Acting on this emerging reality—and factors such as 70 percent of widows leave their bank within a year of the death of their spouse because they haven’t had a relationship with their advisors—has been a priority for Swiss multinational bank UBS for nearly a decade. “In January 2017, we set up a formal programme to better serve our female clients, because we were seeing across the industry that women felt dissatisfied with the financial advice they were receiving—that their wealth managers misunderstood their goals,” Emma Wheeler, head of women’s wealth at UBS, tells Robb Report. “It’s become very much part of our DNA now. We’ve really been upskilling our advisors globally to have the right kind of conversations with our female clients and created a unique programme and approach to training them.”

Very different behavioural approaches to investment, Wheeler says, has played a huge role in how the programme was devised. “Women favour holistic, trusted advice— far more so than men,” she explains, adding that their attitude to investment goals is profoundly different. “Women tend to think about wealth in terms of what they can achieve with it at different stages of their lives: whether that’s to buy a beach house in their 50s, or privately educate their children in their 30s and 40s—as opposed to simply growing wealth. They also make much more calculated risk decisions, trading less often and responding less impulsively to market lows.
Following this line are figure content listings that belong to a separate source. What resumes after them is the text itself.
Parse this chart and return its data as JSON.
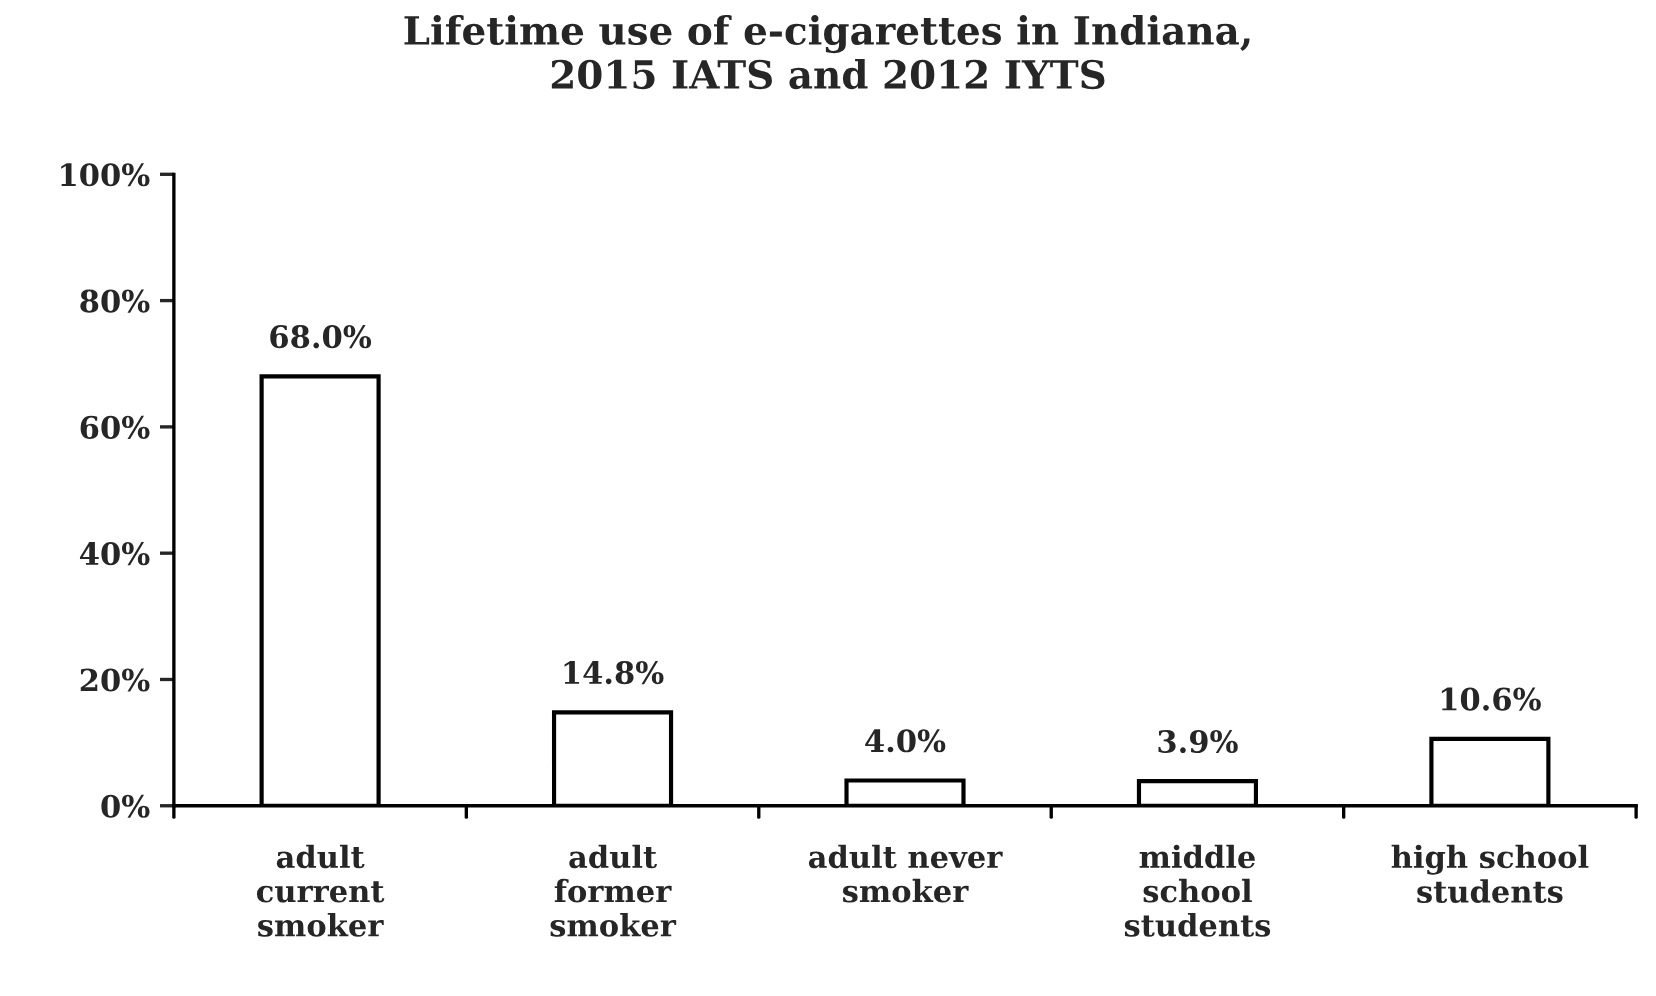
{
  "chart_data": {
    "type": "bar",
    "title": "Lifetime use of e-cigarettes in Indiana,\n2015 IATS and 2012 IYTS",
    "categories": [
      "adult\ncurrent\nsmoker",
      "adult\nformer\nsmoker",
      "adult never\nsmoker",
      "middle\nschool\nstudents",
      "high school\nstudents"
    ],
    "values": [
      68.0,
      14.8,
      4.0,
      3.9,
      10.6
    ],
    "value_labels": [
      "68.0%",
      "14.8%",
      "4.0%",
      "3.9%",
      "10.6%"
    ],
    "color": "#ffffff",
    "ylim": [
      0,
      100
    ],
    "yticks": [
      {
        "value": 0,
        "label": "0%"
      },
      {
        "value": 20,
        "label": "20%"
      },
      {
        "value": 40,
        "label": "40%"
      },
      {
        "value": 60,
        "label": "60%"
      },
      {
        "value": 80,
        "label": "80%"
      },
      {
        "value": 100,
        "label": "100%"
      }
    ],
    "grid": false,
    "legend": false
  }
}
And what we’re seeing is that their portfolios tend to outperform over time.”

All of which is why UBS has rolled out a global scheme called the Women’s Investment Circle, most recently in Monaco, which taps into these shifts in the zeitgeist and empowers women in financial confidence. “It’s about helping women build that autonomy and sense of control around their own finances,” says Wheeler. “It’s a seven-module programme, run in collaboration with our Chief Investment Office and has been devised to be jargon-free. Investment philosophy, asset classes, financial markets, thematic and sustainable investing, strategic asset allocation, building and executing a portfolio, legacy planning—all of these areas are covered. We also look at something I consider particularly relevant for female clients, which is Financial EQ, or emotional intelligence: the more human dimensions around wealth.”
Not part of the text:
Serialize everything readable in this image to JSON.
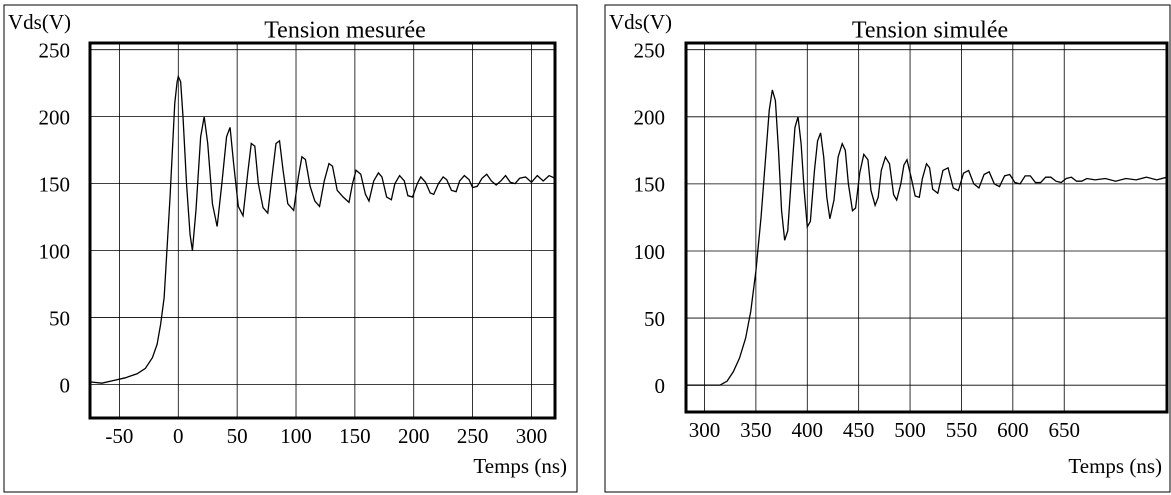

A crucial aspect of the programme, Wheeler continues, is a sense of community. “Ensuring that women don’t feel alone on this journey is really important,” she says, “as is meeting like-minded women. We have mothers and daughters on the programme. We have lawyers who know they need to take control. We have divorcees who are having to step up to take control, widows in the same situation. So we have a huge variety of women in that programme. The common denominator is that they know they need to either take control and start investing, or at least be part of the financial decision-making processes in their families.”

With wealth in women’s hands, we can also expect to see a greater emphasis on positive social outcomes in the women’s wellbeing space overall, as a direct impact of their investment decisions. For example, a new report from UBS’s Chief Investment Office, Wheeler reveals, looks at the opportunities of investing in female health and the challenges women currently face in the healthcare industry.

The philosophical implications of this are limitless: but in the end, the true measure of this shift will not be the wealth women hold, but the freedom with which they choose to play their role in shaping the world.